There is no such thing as "to-do list zero"2021-08-08
Oliver Burkeman writes about the “three or four hours rule for getting creative work done.” As you’ve guessed, the rule says that “you almost certainly can’t consistently do the kind of work that demands serious mental focus for more than about three or four hours a day.” But more than that, this is a sort of negative rule. Physically, mentally, you bump up against diminishing returns after a certain point. The hidden proscription is that, after three or four hours, you stop.
Burkeman rightly acknowledges that many people do not have the luxury to stop after three or four hours, but academics like myself (and other related knowledge workers) do. And if not stopping in the sense of turning off the computer and playing video games, at the very least, stopping in the sense of closing the LaTeX file and switching to less mentally-demanding tasks like scraping data, responding to emails, reading articles, etc.
The three or four hours rule is not revolutionary. Or, not any more. Especially after the past year and a half, my perception is that the oppressive “butts in seats” ethos is on the decline while the recognition that people are not robots—and therefore have cognitive limits and need breaks—is on the up-and-up.
Even so, stopping is hard. Harder, sometimes, than doing the three or four hours of work. Burkeman recognizes that even when no one is forcing us to work past our three or four hours, we nonetheless feel compelled to do so—whether out of a sense of obligation, or “culture,” or a desire to be in control or on top of things. He writes:
The truly valuable skill here isn’t the capacity to push yourself harder, but to stop and recuperate despite the discomfort of knowing that work remains unfinished, emails unanswered, other people’s demands unfulfilled.
This desire for an Inbox Zero for life—a To-do List Zero—compels us to keep working. But achieving such a goal is impossible. And more than impossible, undesirable. Practically, zeroing out your to-do list puts you back at square one tomorrow. For example, if I were somehow able to send every in-progress article to a journal tonight, tomorrow, I would not be able to just wake up and play video games for the next 40 years—I’d have to start a new article. From scratch. Which is hard—harder than working on an article that’s 68 percent of the way there.
And philosophically, I chose this line of work because I am curious about how the world works. I have questions, and I want to find answers. Publishing articles A, B, and C does not mean that all of my questions have been answered. It just means that it’s time to move on to questions D, E, and F. Other knowledge workers have similar motivations.
Finishing your to-do list does not mean that you close the book on work and get to go sit on the beach. You are probably the kind of person who is going to create more work for yourself. And that is good in the long term. As Austin Kleon writes:
The creative journey is not one in which at the end you wake up in some mythical, happy, foreign land. The creative journey is one in which you wake up every day..with more work to do.
But if you’re just going to create more work for yourself, if you’re on a treadmill of problem solving, then there is no rush—and no way—to get to To-do List Zero.

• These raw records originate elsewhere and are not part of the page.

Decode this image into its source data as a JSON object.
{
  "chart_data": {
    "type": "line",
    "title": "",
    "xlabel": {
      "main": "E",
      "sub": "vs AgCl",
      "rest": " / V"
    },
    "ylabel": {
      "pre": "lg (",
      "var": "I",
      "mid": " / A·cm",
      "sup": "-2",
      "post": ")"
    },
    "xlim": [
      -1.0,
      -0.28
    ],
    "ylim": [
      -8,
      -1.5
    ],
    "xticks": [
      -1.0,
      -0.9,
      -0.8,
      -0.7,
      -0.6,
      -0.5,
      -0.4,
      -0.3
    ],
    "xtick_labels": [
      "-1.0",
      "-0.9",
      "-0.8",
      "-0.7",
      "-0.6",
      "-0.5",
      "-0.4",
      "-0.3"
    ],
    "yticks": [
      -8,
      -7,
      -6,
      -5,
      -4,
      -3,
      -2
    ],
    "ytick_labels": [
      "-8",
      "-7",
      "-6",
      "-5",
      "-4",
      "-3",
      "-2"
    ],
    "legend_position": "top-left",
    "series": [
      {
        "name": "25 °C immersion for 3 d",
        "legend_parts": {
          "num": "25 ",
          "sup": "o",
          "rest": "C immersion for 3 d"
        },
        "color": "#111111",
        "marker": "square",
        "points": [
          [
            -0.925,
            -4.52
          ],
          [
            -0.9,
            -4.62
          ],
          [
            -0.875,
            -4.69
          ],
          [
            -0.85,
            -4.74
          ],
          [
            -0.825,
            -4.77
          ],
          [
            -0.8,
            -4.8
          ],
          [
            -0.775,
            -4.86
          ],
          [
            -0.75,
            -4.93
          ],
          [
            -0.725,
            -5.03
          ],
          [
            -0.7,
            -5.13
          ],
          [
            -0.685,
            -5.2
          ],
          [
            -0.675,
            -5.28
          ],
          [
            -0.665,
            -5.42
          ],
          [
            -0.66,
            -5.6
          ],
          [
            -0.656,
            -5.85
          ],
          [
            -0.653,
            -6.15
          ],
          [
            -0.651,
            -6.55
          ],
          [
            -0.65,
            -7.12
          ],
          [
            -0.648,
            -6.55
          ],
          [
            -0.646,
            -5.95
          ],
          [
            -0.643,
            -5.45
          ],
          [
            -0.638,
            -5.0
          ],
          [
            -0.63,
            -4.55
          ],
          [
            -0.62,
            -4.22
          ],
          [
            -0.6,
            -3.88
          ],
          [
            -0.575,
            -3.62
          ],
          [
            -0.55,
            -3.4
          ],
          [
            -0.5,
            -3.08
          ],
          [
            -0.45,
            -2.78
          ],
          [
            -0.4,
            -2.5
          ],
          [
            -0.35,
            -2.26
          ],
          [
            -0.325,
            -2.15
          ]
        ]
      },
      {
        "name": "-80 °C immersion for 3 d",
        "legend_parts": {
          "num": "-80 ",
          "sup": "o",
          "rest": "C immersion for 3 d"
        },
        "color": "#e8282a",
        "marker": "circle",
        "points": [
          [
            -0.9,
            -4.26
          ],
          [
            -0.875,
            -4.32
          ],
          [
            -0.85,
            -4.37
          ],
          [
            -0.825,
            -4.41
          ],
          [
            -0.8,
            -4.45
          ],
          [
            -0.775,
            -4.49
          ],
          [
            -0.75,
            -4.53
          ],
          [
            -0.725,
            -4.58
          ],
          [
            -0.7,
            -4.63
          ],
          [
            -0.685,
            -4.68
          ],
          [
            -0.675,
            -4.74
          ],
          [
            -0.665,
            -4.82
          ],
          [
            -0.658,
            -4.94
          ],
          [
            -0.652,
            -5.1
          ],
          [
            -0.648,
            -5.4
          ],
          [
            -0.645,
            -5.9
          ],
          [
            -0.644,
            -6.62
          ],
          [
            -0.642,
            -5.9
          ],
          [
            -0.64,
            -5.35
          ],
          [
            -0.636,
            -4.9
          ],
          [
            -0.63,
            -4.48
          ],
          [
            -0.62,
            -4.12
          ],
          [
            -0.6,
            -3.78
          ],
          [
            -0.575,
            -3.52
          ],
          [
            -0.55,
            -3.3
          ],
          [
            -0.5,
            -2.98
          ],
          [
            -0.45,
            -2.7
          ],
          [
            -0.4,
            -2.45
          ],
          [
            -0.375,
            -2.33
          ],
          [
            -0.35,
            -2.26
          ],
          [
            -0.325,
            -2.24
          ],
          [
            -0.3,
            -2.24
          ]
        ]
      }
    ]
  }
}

As Burkeman points out, on such a journey, the skill to cultivate is not how to get more done, but learning when to stop so that tomorrow you can perform at your best.
I am reminded of something Napoleon once said:
“Various subjects and affairs are stored away in my brain as in a chest of drawers. When I want to take up any business, I shut one drawer and open another. None of them ever gets mixed, and never does this inconvenience me or fatigue me. If I feel sleepy, I shut all the drawers and go to sleep.”
Shutting the drawers—stopping, resting—is a skill, one I am trying to get better at. But, then again, “getting better at resting” sounds a like work.